Matrix multiplication

Essentials

A kernel is the piece of code executed on the CUDA device by a single CUDA thread.

Blocks and grids may ve 1D, 2D or 3D.

Each thread has access inside the kernel to certain variables that define its position:

gridDim, blockIdx, blockDim, threadIdx

Example: Square matrix multiplicaiton

A simple matrix multiplication example that illustrates the basic features of memory and thread management in CUDA programs:

  • local, register usage

  • thread ID usage

  • memory data transfer API between host and device

  • assume square matrix for simplicity

  • leave shared memory usage until later

P = M * N of size WIDTH * WIDTH

Without tiling:

  • one thread calculates one element of P

  • M and N are loaded WIDTH times from global memory

Memory layout on matrix in C

memory layout in C

Step 1: Simple host version in C

// matrix multiplication on CPU - host
void MatrixMultHost(float* M, float* N, float* P, int WIDTH) {
    for(int i = 0; i < WIDTH; ++i) {
        for(int j = 0; j < WIDTH; ++j) {
            double sum = 0;
            for(int k = 0; k < WIDTH; ++k) {
                double a = M[i * WIDTH + k];
                double b = N[k * WIDTH + j];
                sum += a * b;
            }
            P[ i * WIDTH + j] = sum; 
        }
    }
}
matrix multiplication - host

Step 2: Input data transfer

void MatrixMultDevice(float* M, float* N, float* P, int WIDTH) {
    int size = WIDTH * WIDTH * sizeof(float);
    float* Md,Nd,Pd;
    //...
    //alocate and load M,N to device memory
    cudaMalloc(&Md, size);
    cudaMemcpy(Md,M, size, cudaMemcpyHoatToDevice);
    
    cudaMalloc(&Nd, size);
    cudaMemcpy(Nd, N, size, cudaMemcpyHostToDevice);
    
    //allocate P on the device
    cudaMalloc(&Pd, size);    
}

Lines 6,9,13 - this is double pointer

cudaMemcpyHostToDevice means move from CPU (global memory) to GPU mamory

After line 13 - there is no copy as this is just allocation of output memory (see next)

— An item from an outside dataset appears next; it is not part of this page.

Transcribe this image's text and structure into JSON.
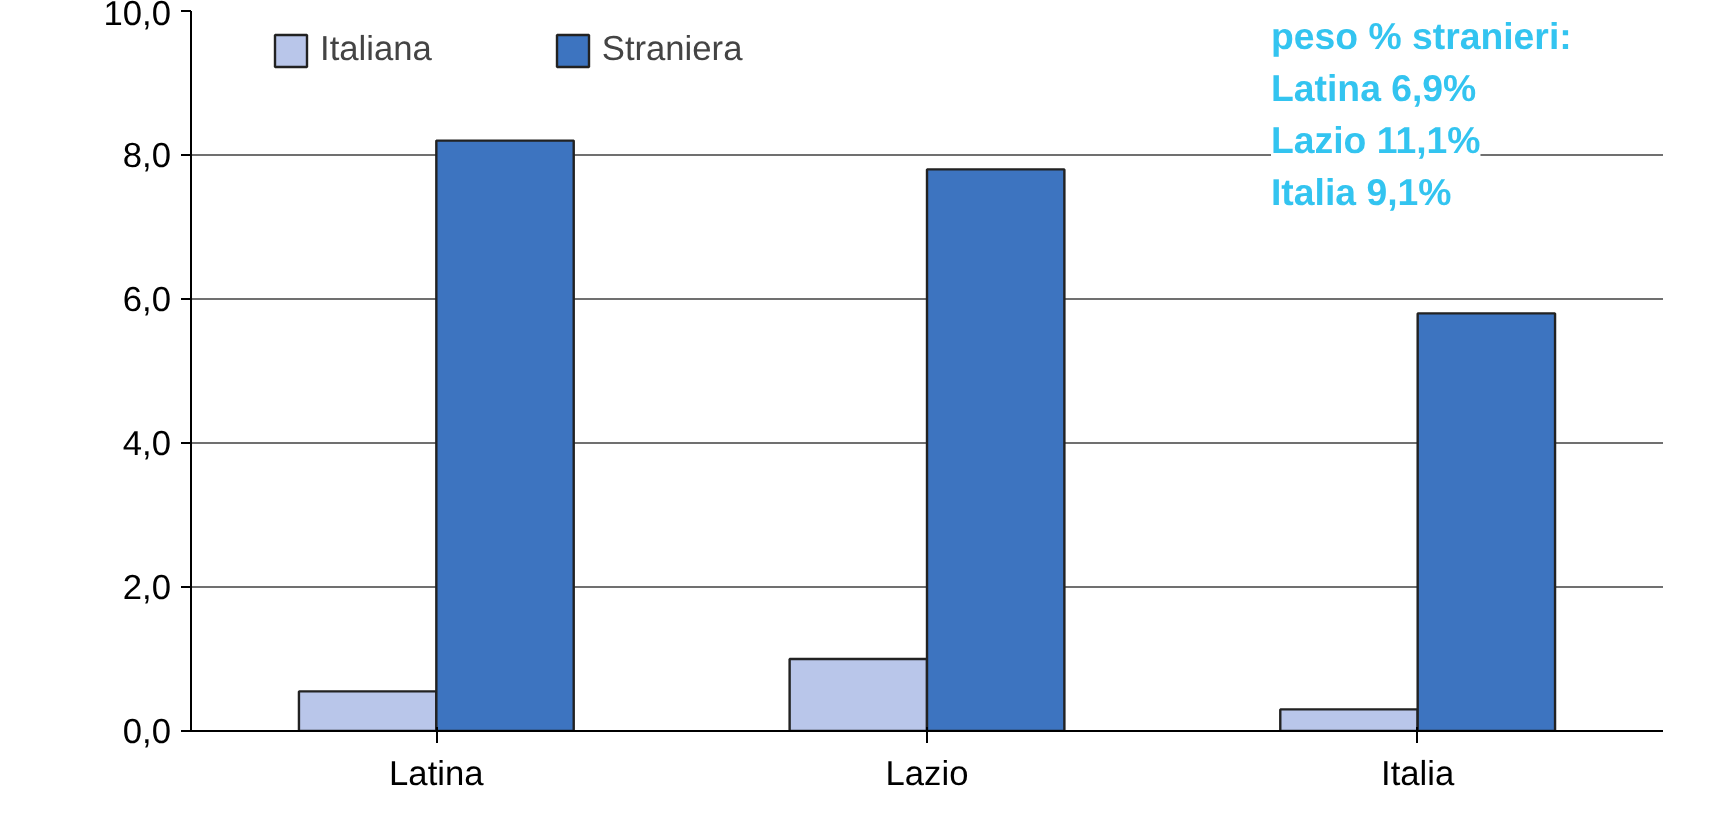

Step 3: Output data transfer

    // kernel invocation
    //...
    
    //read P from device
    cudaMemCpy(P, Pd, size, cudaMemcpyDeviceToHost);
    
    //free device memory (matrices)
    cudaFree(Md);
    cudeFree(Nd);
    cudaFree(Pd);
}

line 5 - as this is "move back" to CPU code - P and Pd here are on different paces

Step 4: Kernel function

//matrix multiplication - kernel
__global__ void MatricMultKernel(float* M, float* N, float* P, int WIDTH) {
    //pval is used to store the element of the matrix computed by the thread
    float pval = 0;
    
    for (int k = 0; k < WIDTH; ++k) {
        float elementM = Md[threadIdx.y * WIDTH + k];
        float elementN = Nd[k*WIDTH + threadIdx.x];
        pval += elementM * elementN;
    }
    
    Pd[threadIdx.y * WIDTH +threadIdx.x] = pval;
}

in kernel code you cannot see i,j as they are "removed" by parallel threads (done automagically)

elementM, elementN are local registers

line 12 => Single Program Multiple Data

matrix multiplication - device

Step 5: Kernel Invocation

    //setup the execution configuration
    dim3 dimGrid(1,1);
    dim3 dimBlock(WIDTH, WIDTH);
    
    //launch the device computation threads
    MatrixMultKernel<<<dimGrid,dimBlock>>>(Md, Nd, Pd, WIDTH);
    

line 2 - only one block will be used

line 3 - number of threads in block equals our outpput matrix

What is going on?

matrix multiplication - one block of threads

One block of threads to compute matrix Pd = each thread computes one element of Pd.

Each thread:

  • loads a row of matrix Md

  • loads a column of matrix Md

  • perform one multiply and addition for each pair Md and Nd elements

  • compute to off-chip memory access ration close to 1:1 (not very high)

Size of matrix limited by the number of threads allowed in a thread block.